Aujourd'hui, à Calanda, il n'y a plus de pauvres qui sentent les vendredis à côté du mur de l'église pour demander un morceau de pain. La ville est relativement prospère, les gens vivent bien. Le costume typique, la ceinture, le cachirulo à la tête et le pantalon étroit ont disparu depuis longtemps.
Les rues sont pavées et éclairées. Il y a de l'eau courante, des égouts, des cinémas et des bars. Comme dans le reste du monde, la télévision contribue efficacement à la dépersonnalisation du spectateur. Il y a des voitures, des motos, des réfrigérateurs, un bien-être matériel bien préparé, équilibré par cette société à nous, où le progrès scientifique et technologique a relégué dans un lointain territoire la morale et la sensibilité de l'homme. L'entropie - le chaos - a pris la forme de plus en plus effrayante de l'explosion démographique.

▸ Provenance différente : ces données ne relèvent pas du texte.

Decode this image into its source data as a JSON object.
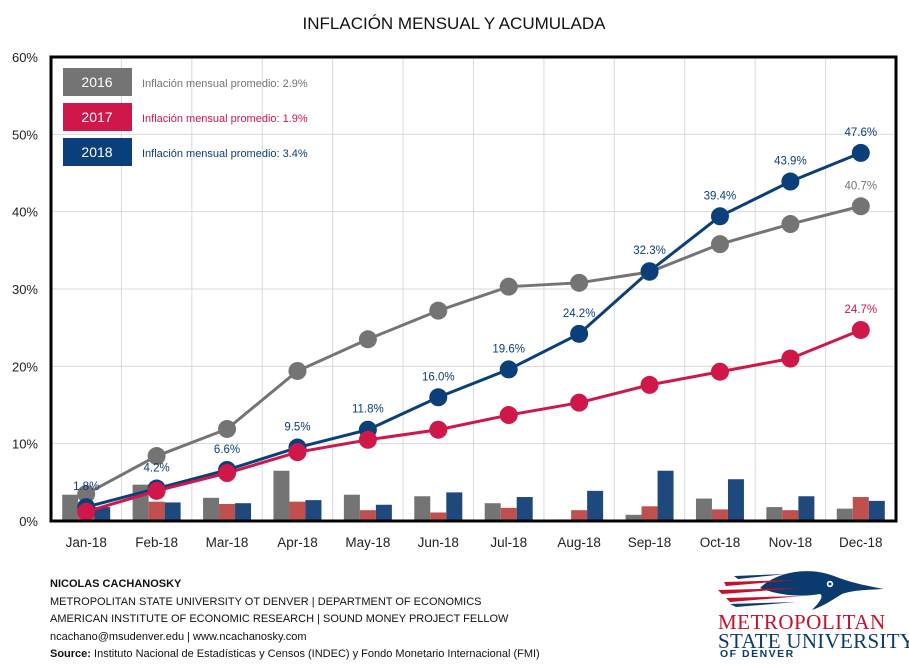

Le hasard est le grand maître de toutes choses. La nécessité ne vient qu'ensuite. Elle n'a pas la même pureté.
De toutes les questions inutiles qui m’ont été posées sur mes films, une des plus fréquentes, des plus obsédantes, concerne la petite boîte qu’un client asiatique apporte avec lui dans le bordel. Il l’ouvre, montre aux filles ce qu’elle contient (nous ne le voyons pas). Les filles refusent avec des cris d’horreur sauf Séverine, plutôt intéressée. Je ne sais combien de fois on nous a demandé, des femmes surtout : « Qu’est-ce qu’il y a dans la petite boîte ? » Comme je n’en sais rien, la seule réponse possible est : « Ce que vous voudrez ».
Puis, après 1934, je me suis installé à Madrid. Je n'ai jamais voyagé pour le plaisir. Cet amour pour le tourisme, si répandu pour moi autour, c'est inconnu pour moi. Je ne ressens aucune curiosité pour les pays que je ne connais pas et que je ne rencontrerai jamais. Au contraire, j'aime retourner aux endroits où j'ai vécu et à ceux qui lient mes souvenirs.
J'ai eu la chance de passer mon enfance au Moyen Âge, cette période «douloureuse et exquise», comme le dit Huysmans. Douloureux dans le matériel. Exquis dans le spirituel. Le contraire d'aujourd'hui.